Carroll implies I’m somehow less than honest for passing on the thinking of workers in the field in this area, while he passes off as near-conclusive ambiguous work done in vitro.

Toward the end of his lengthy letter Carroll remarks as an aside, “the complete disregard of a massive literature surrounding protein interactions [is] crucial to Behe’s entirely unfounded conclusion.” That’s rich, considering that Science cut out the final paragraph of my letter (Science allowed me about 200 words; they allowed Carroll about 500 words in response), which said:

Carroll writes [in his review], “it has been demonstrated that new protein interactions and protein networks can evolve fairly rapidly.” If he is implying the changes occurred by Darwinian means, “demonstrated” is question-begging.

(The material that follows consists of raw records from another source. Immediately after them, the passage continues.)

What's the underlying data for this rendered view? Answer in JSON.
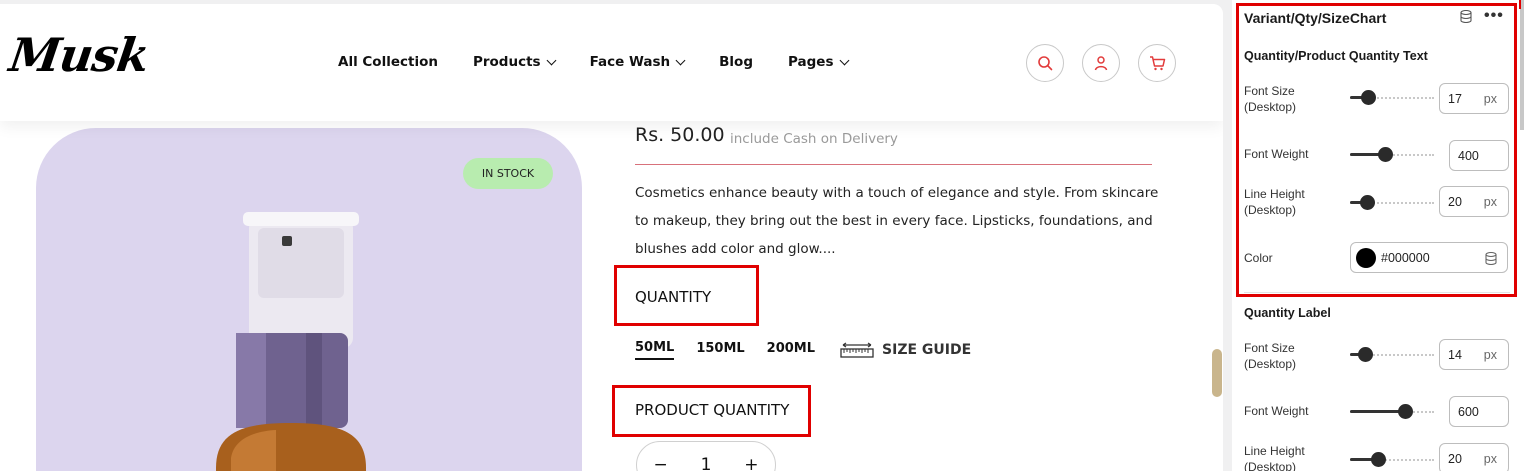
{
  "header": {
    "logo": "Musk",
    "nav": [
      {
        "label": "All Collection",
        "has_dropdown": false
      },
      {
        "label": "Products",
        "has_dropdown": true
      },
      {
        "label": "Face Wash",
        "has_dropdown": true
      },
      {
        "label": "Blog",
        "has_dropdown": false
      },
      {
        "label": "Pages",
        "has_dropdown": true
      }
    ],
    "icons": [
      "search-icon",
      "user-icon",
      "cart-icon"
    ],
    "icon_color": "#e23b3b"
  },
  "product": {
    "badge": "IN STOCK",
    "price": "Rs. 50.00",
    "price_note": "include Cash on Delivery",
    "description": "Cosmetics enhance beauty with a touch of elegance and style. From skincare to makeup, they bring out the best in every face. Lipsticks, foundations, and blushes add color and glow....",
    "quantity_label": "QUANTITY",
    "variants": [
      "50ML",
      "150ML",
      "200ML"
    ],
    "selected_variant": "50ML",
    "size_guide": "SIZE GUIDE",
    "product_quantity_label": "PRODUCT QUANTITY",
    "qty_value": "1",
    "qty_minus": "−",
    "qty_plus": "+",
    "image_bg": "#dcd5ee"
  },
  "panel": {
    "title": "Variant/Qty/SizeChart",
    "section1": {
      "title": "Quantity/Product Quantity Text",
      "font_size_label": "Font Size (Desktop)",
      "font_size": "17",
      "font_weight_label": "Font Weight",
      "font_weight": "400",
      "line_height_label": "Line Height (Desktop)",
      "line_height": "20",
      "color_label": "Color",
      "color": "#000000"
    },
    "section2": {
      "title": "Quantity Label",
      "font_size_label": "Font Size (Desktop)",
      "font_size": "14",
      "font_weight_label": "Font Weight",
      "font_weight": "600",
      "line_height_label": "Line Height (Desktop)",
      "line_height": "20"
    },
    "unit": "px",
    "slider_levels": {
      "s1_size": 0.22,
      "s1_weight": 0.42,
      "s1_line": 0.2,
      "s2_size": 0.18,
      "s2_weight": 0.66,
      "s2_line": 0.33
    }
  },
  "highlight_color": "#e00000"
}
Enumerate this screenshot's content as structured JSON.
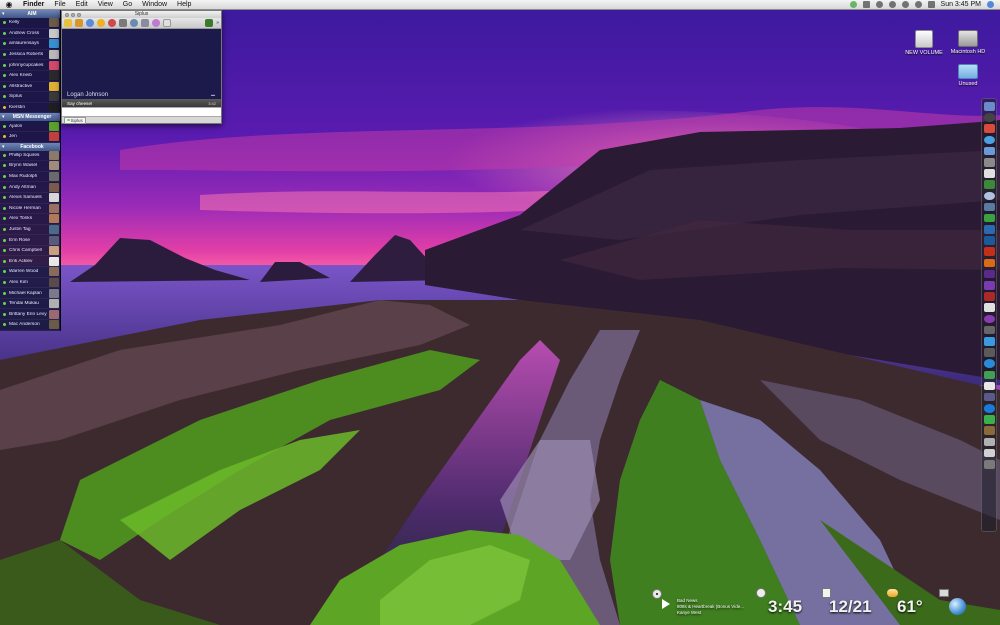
{
  "menubar": {
    "apple": "",
    "app_name": "Finder",
    "menus": [
      "File",
      "Edit",
      "View",
      "Go",
      "Window",
      "Help"
    ],
    "clock": "Sun 3:45 PM"
  },
  "buddylist": {
    "groups": [
      {
        "name": "AIM",
        "buddies": [
          "Kelly",
          "Andrew Cross",
          "amlaurensays",
          "Jessica Roberts",
          "johnnycupcakes",
          "Alex Kneib",
          "Allstractive",
          "Siplus",
          "Kierstin"
        ]
      },
      {
        "name": "MSN Messenger",
        "buddies": [
          "Ajalon",
          "Jen"
        ]
      },
      {
        "name": "Facebook",
        "buddies": [
          "Phillip Squires",
          "Brynn Waisel",
          "Max Rudolph",
          "Andy Altman",
          "Alexis Samuels",
          "Nicole Herman",
          "Alex Tonks",
          "Justin Tag",
          "Erin Rose",
          "Chris Campbell",
          "Erik Acklev",
          "Warren Wood",
          "Alex Kim",
          "Michael Kaplan",
          "Tendai Mukau",
          "Brittany Erin Levy",
          "Mac Anderson"
        ]
      }
    ]
  },
  "chat": {
    "title": "Siplus",
    "contact_name": "Logan Johnson",
    "message": "Say cheese!",
    "message_time": "3:42",
    "tab_label": "Siplus"
  },
  "desktop": {
    "icons": [
      {
        "label": "NEW VOLUME"
      },
      {
        "label": "Macintosh HD"
      },
      {
        "label": "Unused"
      }
    ]
  },
  "widgets": {
    "music": {
      "track": "Bad News",
      "album": "808s & Heartbreak (Bonus Vide...",
      "artist": "Kanye West"
    },
    "clock": "3:45",
    "date": "12/21",
    "temperature": "61°"
  },
  "colors": {
    "sky_top": "#4a1aa8",
    "sky_glow": "#ff4fa8",
    "moss": "#5fae22",
    "sidebar_bg": "#16163a"
  }
}
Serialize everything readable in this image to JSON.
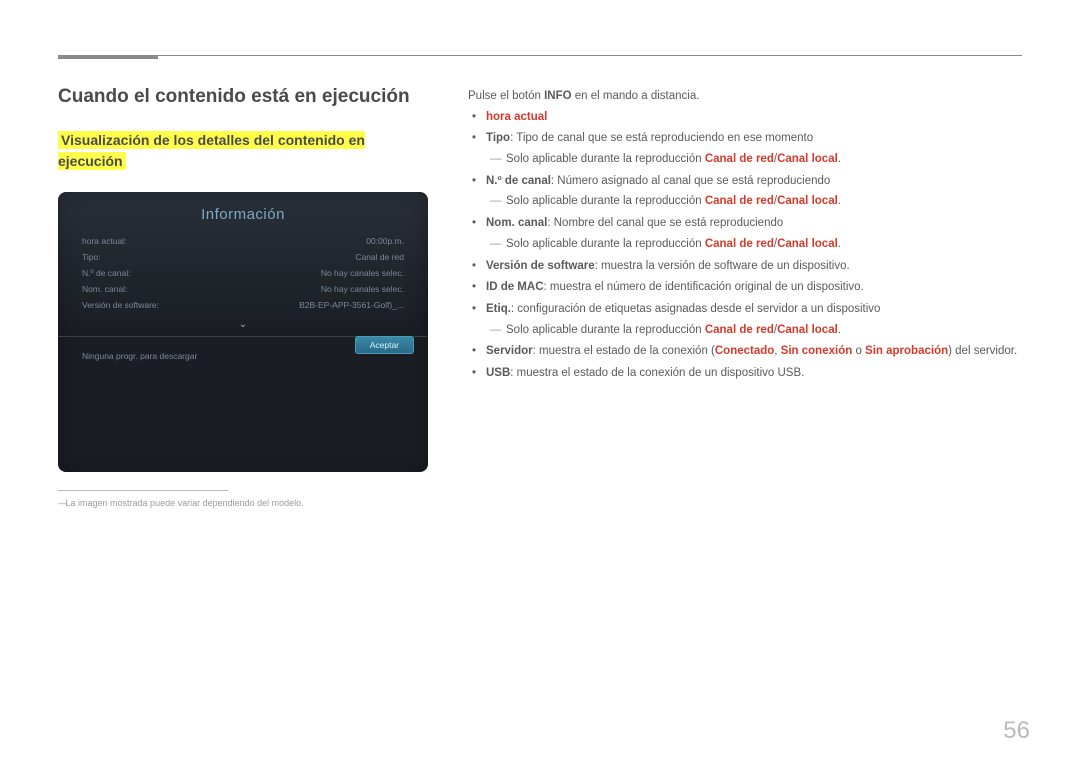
{
  "page_number": "56",
  "h1": "Cuando el contenido está en ejecución",
  "h2": "Visualización de los detalles del contenido en ejecución",
  "infobox": {
    "title": "Información",
    "rows": [
      {
        "k": "hora actual:",
        "v": "00:00p.m."
      },
      {
        "k": "Tipo:",
        "v": "Canal de red"
      },
      {
        "k": "N.º de canal:",
        "v": "No hay canales selec."
      },
      {
        "k": "Nom. canal:",
        "v": "No hay canales selec."
      },
      {
        "k": "Versión de software:",
        "v": "B2B-EP-APP-3561-Golf)_..."
      }
    ],
    "bottom_text": "Ninguna progr. para descargar",
    "aceptar": "Aceptar"
  },
  "footnote": "La imagen mostrada puede variar dependiendo del modelo.",
  "right": {
    "intro_pre": "Pulse el botón ",
    "intro_bold": "INFO",
    "intro_post": " en el mando a distancia.",
    "hora_actual": "hora actual",
    "tipo_b": "Tipo",
    "tipo_t": ": Tipo de canal que se está reproduciendo en ese momento",
    "sub_pre": "Solo aplicable durante la reproducción ",
    "sub_red1": "Canal de red",
    "sub_sep": "/",
    "sub_red2": "Canal local",
    "sub_post": ".",
    "ncanal_b": "N.º de canal",
    "ncanal_t": ": Número asignado al canal que se está reproduciendo",
    "nomcanal_b": "Nom. canal",
    "nomcanal_t": ": Nombre del canal que se está reproduciendo",
    "version_b": "Versión de software",
    "version_t": ": muestra la versión de software de un dispositivo.",
    "mac_b": "ID de MAC",
    "mac_t": ": muestra el número de identificación original de un dispositivo.",
    "etiq_b": "Etiq.",
    "etiq_t": ": configuración de etiquetas asignadas desde el servidor a un dispositivo",
    "servidor_b": "Servidor",
    "servidor_t1": ": muestra el estado de la conexión (",
    "servidor_r1": "Conectado",
    "servidor_s1": ", ",
    "servidor_r2": "Sin conexión",
    "servidor_s2": " o ",
    "servidor_r3": "Sin aprobación",
    "servidor_t2": ") del servidor.",
    "usb_b": "USB",
    "usb_t": ": muestra el estado de la conexión de un dispositivo USB."
  }
}
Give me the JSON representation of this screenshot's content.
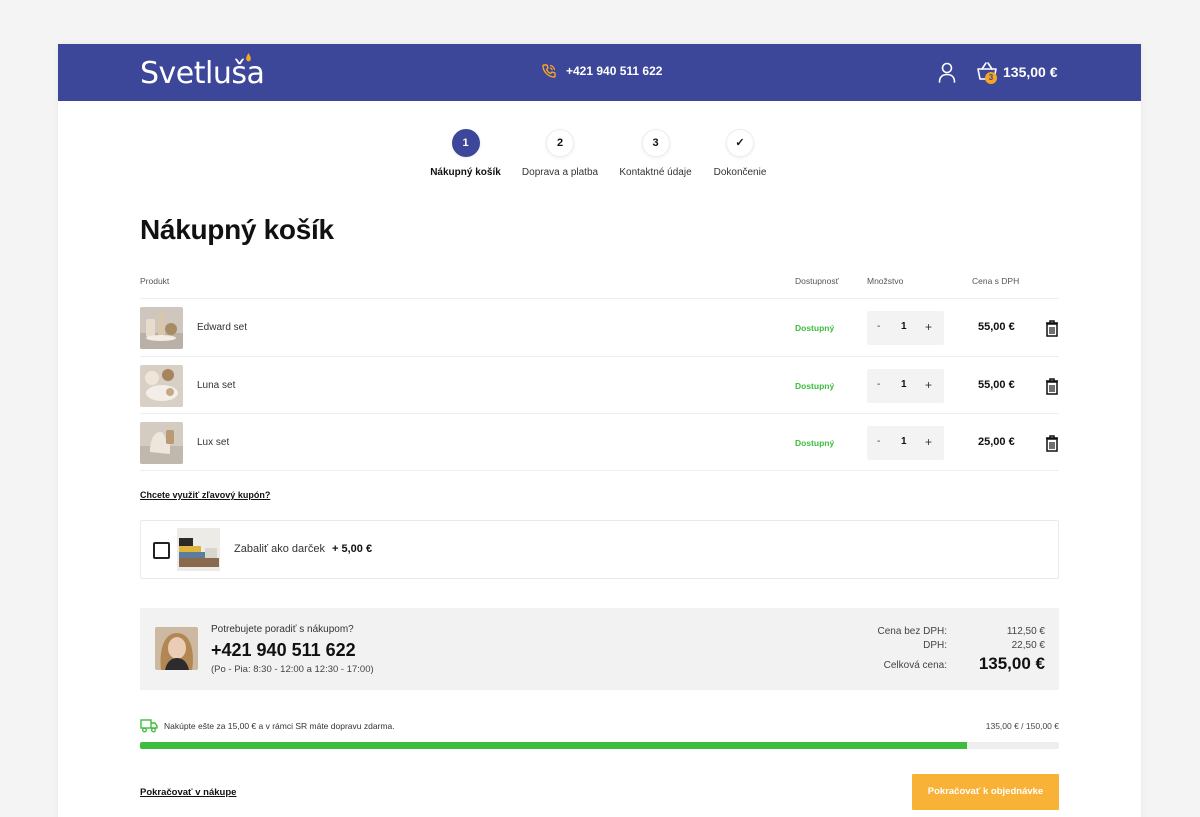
{
  "header": {
    "logo": "Svetluša",
    "phone": "+421 940 511 622",
    "cart_count": "3",
    "cart_total": "135,00 €"
  },
  "steps": [
    {
      "number": "1",
      "label": "Nákupný košík",
      "active": true
    },
    {
      "number": "2",
      "label": "Doprava a platba",
      "active": false
    },
    {
      "number": "3",
      "label": "Kontaktné údaje",
      "active": false
    },
    {
      "number": "✓",
      "label": "Dokončenie",
      "active": false
    }
  ],
  "page_title": "Nákupný košík",
  "table": {
    "headers": {
      "product": "Produkt",
      "availability": "Dostupnosť",
      "quantity": "Množstvo",
      "price": "Cena s DPH"
    },
    "rows": [
      {
        "name": "Edward set",
        "availability": "Dostupný",
        "qty": "1",
        "price": "55,00 €",
        "minus": "-",
        "plus": "+"
      },
      {
        "name": "Luna set",
        "availability": "Dostupný",
        "qty": "1",
        "price": "55,00 €",
        "minus": "-",
        "plus": "+"
      },
      {
        "name": "Lux set",
        "availability": "Dostupný",
        "qty": "1",
        "price": "25,00 €",
        "minus": "-",
        "plus": "+"
      }
    ]
  },
  "coupon_link": "Chcete využiť zľavový kupón?",
  "gift": {
    "label": "Zabaliť ako darček",
    "price": "+ 5,00 €"
  },
  "help": {
    "question": "Potrebujete poradiť s nákupom?",
    "phone": "+421 940 511 622",
    "hours": "(Po - Pia: 8:30 - 12:00 a 12:30 - 17:00)"
  },
  "summary": {
    "net_label": "Cena bez DPH:",
    "net_value": "112,50 €",
    "vat_label": "DPH:",
    "vat_value": "22,50 €",
    "total_label": "Celková cena:",
    "total_value": "135,00 €"
  },
  "shipping": {
    "text": "Nakúpte ešte za 15,00 € a v rámci SR máte dopravu zdarma.",
    "amount": "135,00 € / 150,00 €",
    "progress": 0.9
  },
  "footer": {
    "continue_link": "Pokračovať v nákupe",
    "order_button": "Pokračovať k objednávke"
  },
  "colors": {
    "header_bg": "#3d479a",
    "accent": "#f8b238",
    "available": "#3dbd3d"
  }
}
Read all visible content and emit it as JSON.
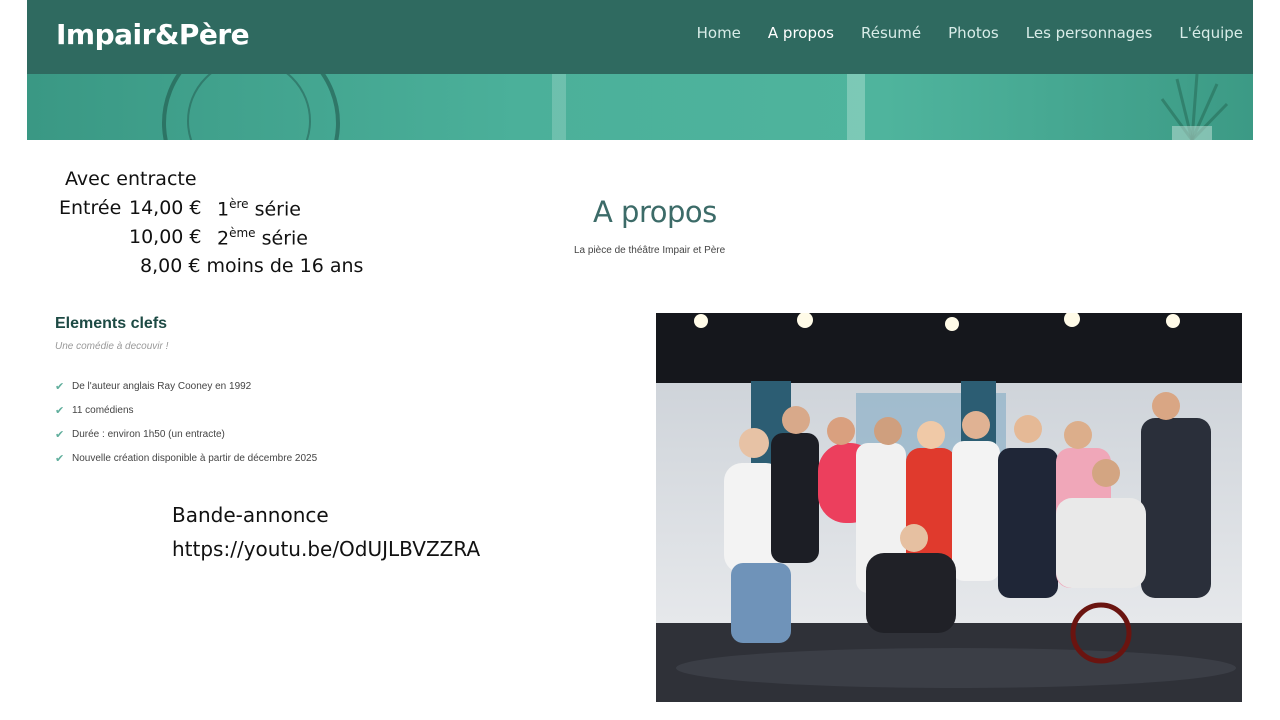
{
  "header": {
    "brand": "Impair&Père",
    "nav": [
      {
        "label": "Home",
        "active": false
      },
      {
        "label": "A propos",
        "active": true
      },
      {
        "label": "Résumé",
        "active": false
      },
      {
        "label": "Photos",
        "active": false
      },
      {
        "label": "Les personnages",
        "active": false
      },
      {
        "label": "L'équipe",
        "active": false
      }
    ]
  },
  "prices": {
    "intro": "Avec entracte",
    "entry_label": "Entrée",
    "tier1_price": "14,00 €",
    "tier1_num": "1",
    "tier1_sup": "ère",
    "tier1_suffix": "série",
    "tier2_price": "10,00 €",
    "tier2_num": "2",
    "tier2_sup": "ème",
    "tier2_suffix": "série",
    "tier3": "8,00 € moins de 16 ans"
  },
  "about": {
    "title": "A propos",
    "subtitle": "La pièce de théâtre Impair et Père"
  },
  "key_elements": {
    "title": "Elements clefs",
    "subtitle": "Une comédie à decouvir !",
    "items": [
      "De l'auteur anglais Ray Cooney en 1992",
      "11 comédiens",
      "Durée : environ 1h50 (un entracte)",
      "Nouvelle création disponible à partir de décembre 2025"
    ]
  },
  "trailer": {
    "label": "Bande-annonce",
    "url": "https://youtu.be/OdUJLBVZZRA"
  },
  "colors": {
    "header_bg": "#2f6a60",
    "banner": "#4bb09a",
    "title": "#3c6b68",
    "check": "#5fae9c"
  }
}
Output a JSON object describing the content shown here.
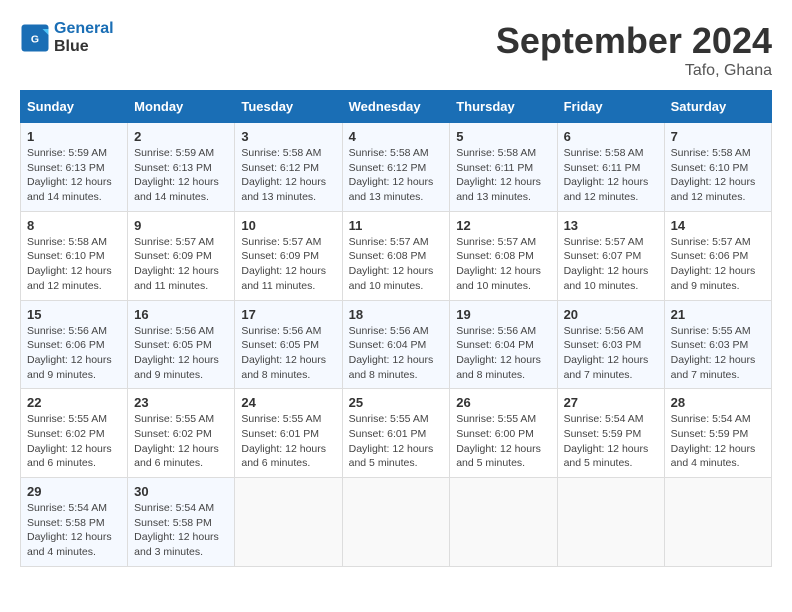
{
  "header": {
    "logo_line1": "General",
    "logo_line2": "Blue",
    "month": "September 2024",
    "location": "Tafo, Ghana"
  },
  "weekdays": [
    "Sunday",
    "Monday",
    "Tuesday",
    "Wednesday",
    "Thursday",
    "Friday",
    "Saturday"
  ],
  "weeks": [
    [
      {
        "day": "1",
        "sunrise": "5:59 AM",
        "sunset": "6:13 PM",
        "daylight": "12 hours and 14 minutes."
      },
      {
        "day": "2",
        "sunrise": "5:59 AM",
        "sunset": "6:13 PM",
        "daylight": "12 hours and 14 minutes."
      },
      {
        "day": "3",
        "sunrise": "5:58 AM",
        "sunset": "6:12 PM",
        "daylight": "12 hours and 13 minutes."
      },
      {
        "day": "4",
        "sunrise": "5:58 AM",
        "sunset": "6:12 PM",
        "daylight": "12 hours and 13 minutes."
      },
      {
        "day": "5",
        "sunrise": "5:58 AM",
        "sunset": "6:11 PM",
        "daylight": "12 hours and 13 minutes."
      },
      {
        "day": "6",
        "sunrise": "5:58 AM",
        "sunset": "6:11 PM",
        "daylight": "12 hours and 12 minutes."
      },
      {
        "day": "7",
        "sunrise": "5:58 AM",
        "sunset": "6:10 PM",
        "daylight": "12 hours and 12 minutes."
      }
    ],
    [
      {
        "day": "8",
        "sunrise": "5:58 AM",
        "sunset": "6:10 PM",
        "daylight": "12 hours and 12 minutes."
      },
      {
        "day": "9",
        "sunrise": "5:57 AM",
        "sunset": "6:09 PM",
        "daylight": "12 hours and 11 minutes."
      },
      {
        "day": "10",
        "sunrise": "5:57 AM",
        "sunset": "6:09 PM",
        "daylight": "12 hours and 11 minutes."
      },
      {
        "day": "11",
        "sunrise": "5:57 AM",
        "sunset": "6:08 PM",
        "daylight": "12 hours and 10 minutes."
      },
      {
        "day": "12",
        "sunrise": "5:57 AM",
        "sunset": "6:08 PM",
        "daylight": "12 hours and 10 minutes."
      },
      {
        "day": "13",
        "sunrise": "5:57 AM",
        "sunset": "6:07 PM",
        "daylight": "12 hours and 10 minutes."
      },
      {
        "day": "14",
        "sunrise": "5:57 AM",
        "sunset": "6:06 PM",
        "daylight": "12 hours and 9 minutes."
      }
    ],
    [
      {
        "day": "15",
        "sunrise": "5:56 AM",
        "sunset": "6:06 PM",
        "daylight": "12 hours and 9 minutes."
      },
      {
        "day": "16",
        "sunrise": "5:56 AM",
        "sunset": "6:05 PM",
        "daylight": "12 hours and 9 minutes."
      },
      {
        "day": "17",
        "sunrise": "5:56 AM",
        "sunset": "6:05 PM",
        "daylight": "12 hours and 8 minutes."
      },
      {
        "day": "18",
        "sunrise": "5:56 AM",
        "sunset": "6:04 PM",
        "daylight": "12 hours and 8 minutes."
      },
      {
        "day": "19",
        "sunrise": "5:56 AM",
        "sunset": "6:04 PM",
        "daylight": "12 hours and 8 minutes."
      },
      {
        "day": "20",
        "sunrise": "5:56 AM",
        "sunset": "6:03 PM",
        "daylight": "12 hours and 7 minutes."
      },
      {
        "day": "21",
        "sunrise": "5:55 AM",
        "sunset": "6:03 PM",
        "daylight": "12 hours and 7 minutes."
      }
    ],
    [
      {
        "day": "22",
        "sunrise": "5:55 AM",
        "sunset": "6:02 PM",
        "daylight": "12 hours and 6 minutes."
      },
      {
        "day": "23",
        "sunrise": "5:55 AM",
        "sunset": "6:02 PM",
        "daylight": "12 hours and 6 minutes."
      },
      {
        "day": "24",
        "sunrise": "5:55 AM",
        "sunset": "6:01 PM",
        "daylight": "12 hours and 6 minutes."
      },
      {
        "day": "25",
        "sunrise": "5:55 AM",
        "sunset": "6:01 PM",
        "daylight": "12 hours and 5 minutes."
      },
      {
        "day": "26",
        "sunrise": "5:55 AM",
        "sunset": "6:00 PM",
        "daylight": "12 hours and 5 minutes."
      },
      {
        "day": "27",
        "sunrise": "5:54 AM",
        "sunset": "5:59 PM",
        "daylight": "12 hours and 5 minutes."
      },
      {
        "day": "28",
        "sunrise": "5:54 AM",
        "sunset": "5:59 PM",
        "daylight": "12 hours and 4 minutes."
      }
    ],
    [
      {
        "day": "29",
        "sunrise": "5:54 AM",
        "sunset": "5:58 PM",
        "daylight": "12 hours and 4 minutes."
      },
      {
        "day": "30",
        "sunrise": "5:54 AM",
        "sunset": "5:58 PM",
        "daylight": "12 hours and 3 minutes."
      },
      null,
      null,
      null,
      null,
      null
    ]
  ]
}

The references he cites [in his review] show only that differences exist in contemporary homologous protein sequences among various phyla, some functional, some not. How the functional differences arose — whether by random mutation and selection or not — is not addressed. On the other hand, studies I cite in my book show that, over thousands of generations, astronomical numbers of closely-studied microorganisms failed to develop new protein interactions or networks.

If there is a “massive literature” on the evolution of protein-protein interactions which is pertinent to the questions I raise, Sean Carroll somehow failed to cite any of it in his review.